Major Spoilers Ahead
Welcome to Wife Watch!, the only blog post that ranks the most powerful wives on this week's episode of Big Love.
After the overpacked clown car that was last week's installment, "Under One Roof" is a relief. There's still a whole lot of shakin' goin' on, but it's easier to tell whose hips are whose.
Before I get started, I should say that the new title sequence is growing on me. Since every character's life is falling to hell, it's appropriate that the credits show us people hurtling through space alone. No one is touching anyone else, and there's no ground to stand on. In this context, the phrase "big love" seems not like a definition of what unites Bill and his wives, but a cruel reminder of what's missing between them.
And again, that suits this season. No matter how much Jerky Bill insists that he's buying a giant house so that his entire polygamous family can live in the same place, he is still not acting like he's got other people on his mind. Take his arrogance as he sits in the restaurant where Pregnant Ana is working, scolding his wives for showing up and doing the same type of meddling that he is doing. They all want Ana to come home with them so they can help raise her baby, yet as usual, Bill wants to do it hiswayhiswaywahwahwah.
Oh! Oh! And then later, when Bill gets called out? When Barb correctly calls him on his hypocrisy regarding the campaign, the suddenly-not-so-Mormon casino, and his tendency to sleep with his intended wives before wedlock? He chastises her for not supporting him in his human weakness. He tries to make her feel bad for holding him accountable. ARRRGH! Jerk! Face!
But at least watching Bill act like such an insufferable tool gives me greater reason to root for my ladies. Every time they question or outfox him, I get to cheer for the downfall of the Downpressor Man. And I enjoy that.
But we'll get back to that in a minute. Meanwhile, back at Juniper Creek, or should I say The Cheap Roadside Motel, the series unleashes one of the best sequences in its history. As Nicki, rebelliously dressed like an early Madonna video, storms through the motel looking for Cara Lynn, we see a disquieting parade of the couples that Alby is sealing. Every she opens the door to a motel room, Nicki uncovers another twisted tableau -- women crying, men and women kneeling, Wanda babbling something insane while her parents invite Nicki to return to the family she left when she abandoned J.J. It's like the stations of an unholy cross.

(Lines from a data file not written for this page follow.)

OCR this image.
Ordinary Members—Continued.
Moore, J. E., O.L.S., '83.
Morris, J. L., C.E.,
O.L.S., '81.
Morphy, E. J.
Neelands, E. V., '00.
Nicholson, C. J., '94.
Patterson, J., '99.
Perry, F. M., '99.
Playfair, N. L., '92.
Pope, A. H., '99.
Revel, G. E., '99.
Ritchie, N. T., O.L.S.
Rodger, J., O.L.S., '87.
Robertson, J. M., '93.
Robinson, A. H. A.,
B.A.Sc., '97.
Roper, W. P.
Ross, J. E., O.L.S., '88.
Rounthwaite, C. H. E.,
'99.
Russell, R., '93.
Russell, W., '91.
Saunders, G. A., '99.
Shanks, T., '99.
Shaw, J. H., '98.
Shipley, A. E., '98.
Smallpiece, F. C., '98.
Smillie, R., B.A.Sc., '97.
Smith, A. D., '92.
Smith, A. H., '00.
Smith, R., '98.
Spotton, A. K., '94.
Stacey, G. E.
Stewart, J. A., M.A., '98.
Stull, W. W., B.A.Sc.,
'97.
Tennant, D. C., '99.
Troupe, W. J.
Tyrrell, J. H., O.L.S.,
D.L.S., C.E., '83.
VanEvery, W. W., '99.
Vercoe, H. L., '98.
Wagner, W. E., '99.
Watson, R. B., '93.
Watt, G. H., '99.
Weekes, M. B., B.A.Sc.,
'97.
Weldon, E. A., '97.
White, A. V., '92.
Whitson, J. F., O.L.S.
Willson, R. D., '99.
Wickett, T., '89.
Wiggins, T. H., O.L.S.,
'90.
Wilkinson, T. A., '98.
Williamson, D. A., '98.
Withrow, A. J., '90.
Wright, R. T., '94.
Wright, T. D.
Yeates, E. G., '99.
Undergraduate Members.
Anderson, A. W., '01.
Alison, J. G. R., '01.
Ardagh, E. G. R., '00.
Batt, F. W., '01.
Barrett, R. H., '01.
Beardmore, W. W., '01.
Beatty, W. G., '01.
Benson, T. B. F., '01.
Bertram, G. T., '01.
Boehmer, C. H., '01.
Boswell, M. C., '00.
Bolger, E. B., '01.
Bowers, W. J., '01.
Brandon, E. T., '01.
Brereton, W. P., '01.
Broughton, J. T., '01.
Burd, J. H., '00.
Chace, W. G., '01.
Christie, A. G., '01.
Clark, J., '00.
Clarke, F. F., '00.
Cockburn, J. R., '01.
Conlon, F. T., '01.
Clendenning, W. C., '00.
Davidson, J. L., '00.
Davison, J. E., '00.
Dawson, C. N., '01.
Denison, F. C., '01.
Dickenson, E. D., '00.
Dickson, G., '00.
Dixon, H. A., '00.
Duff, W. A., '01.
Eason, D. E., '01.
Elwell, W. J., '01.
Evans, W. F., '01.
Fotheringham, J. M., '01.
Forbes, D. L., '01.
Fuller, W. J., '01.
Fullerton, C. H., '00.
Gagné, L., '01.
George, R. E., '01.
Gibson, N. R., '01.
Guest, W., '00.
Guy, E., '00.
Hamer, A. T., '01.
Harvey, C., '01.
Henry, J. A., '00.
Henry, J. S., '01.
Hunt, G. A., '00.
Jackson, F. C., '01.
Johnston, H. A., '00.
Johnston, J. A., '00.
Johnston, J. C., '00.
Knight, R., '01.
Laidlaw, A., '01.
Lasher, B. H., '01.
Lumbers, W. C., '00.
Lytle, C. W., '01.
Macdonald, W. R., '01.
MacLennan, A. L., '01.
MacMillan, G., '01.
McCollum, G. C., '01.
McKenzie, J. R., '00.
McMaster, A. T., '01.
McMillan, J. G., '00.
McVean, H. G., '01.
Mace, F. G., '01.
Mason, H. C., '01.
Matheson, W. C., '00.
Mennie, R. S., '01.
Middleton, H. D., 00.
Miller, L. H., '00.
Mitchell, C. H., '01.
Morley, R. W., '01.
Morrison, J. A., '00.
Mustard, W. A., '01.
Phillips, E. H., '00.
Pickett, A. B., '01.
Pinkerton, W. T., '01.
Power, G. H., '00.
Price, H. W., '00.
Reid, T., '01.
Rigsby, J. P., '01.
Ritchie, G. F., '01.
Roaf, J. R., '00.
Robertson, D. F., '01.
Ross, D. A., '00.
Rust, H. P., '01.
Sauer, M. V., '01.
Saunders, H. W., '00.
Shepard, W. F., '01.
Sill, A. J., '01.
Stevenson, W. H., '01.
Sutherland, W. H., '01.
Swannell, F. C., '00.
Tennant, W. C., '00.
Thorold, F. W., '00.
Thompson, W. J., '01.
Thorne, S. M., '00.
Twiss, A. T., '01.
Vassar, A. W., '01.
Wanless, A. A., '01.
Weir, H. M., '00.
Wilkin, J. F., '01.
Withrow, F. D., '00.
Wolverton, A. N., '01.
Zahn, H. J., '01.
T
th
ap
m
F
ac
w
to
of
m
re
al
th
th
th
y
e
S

The final station arrives later, when Adaleen lays herself down for J.J. It's a scene made all the more awful by its air of quiet surrender. Seeing a woman transform from a man's mother-in-law into his wife is a stark reminder that she is a simply a piece of property to be moved around, and her mute submission makes that even harder to take.
So of course, when Nicki roars into the room where Cara Lynn is about to be married against her will to some old man... when she threatens to kill J.J. after he lies and pretends that isn't what's happening... when she tears her child out of the jaws of that terrible fate, it's vindicating. Exciting.
That act gets Nicki awfully close to this week's First Wife crown. She even earns bonus points for her self-actualizing outburst against Margene and for her surprisingly low-key acceptance that Alby is gay.
Speaking of Alby... my God. There's an entire essay to be written about what happens to Alby and Dale in this episode, about how Dale commits suicide because falling in love makes him realize that he cannot please his church. As though love is a crime. And poor Alby, feeling himself blossom alongside this man who sees the good in him, only to find that man hanging from the ceiling.
And how awful for Lara, too, to realize that her husband is cheating on her because he can't love her the way he loves Dale. If there were clear-cut good guys and bad guys here, the hurt would be less messy (and less honest.)
Whew. Less dramatic, obviously, is Margene's storyline this week, but she still gets the feistiness medal for refusing to give up on her voice. Between the public speaking classes and the admission that she only went along with Bill's political plan because she never thought it would work, she's continuing her strong run through this season.
I guess Lois is doing okay, too, as she snatches Ben's affection away from Bill. It's sad-sweet to see how much she wants his time and attention, and she really does seem to be piecing a new family together, even if I don't trust Frank for a minute and I expect Jodean to turn at any second.
Mostly, though, I don't care about this birds-in-Mexico storyline, and I seriously don't care about the return of the Greens. In a series full of characters, the Greens are mere caricatures, all grotesque violence and ludicrous clothes, and their arrival makes this subplot even more tiresome.
I'll just ignore them and focus on Barb. She puts Bill in his place, side-steps him to hire Marilyn, and blows the lid off the fact that Ana's engaged to another man. This may all blow up in her face -- especially the Marilyn thing -- but for now, she's making herself heard. She's First Wife.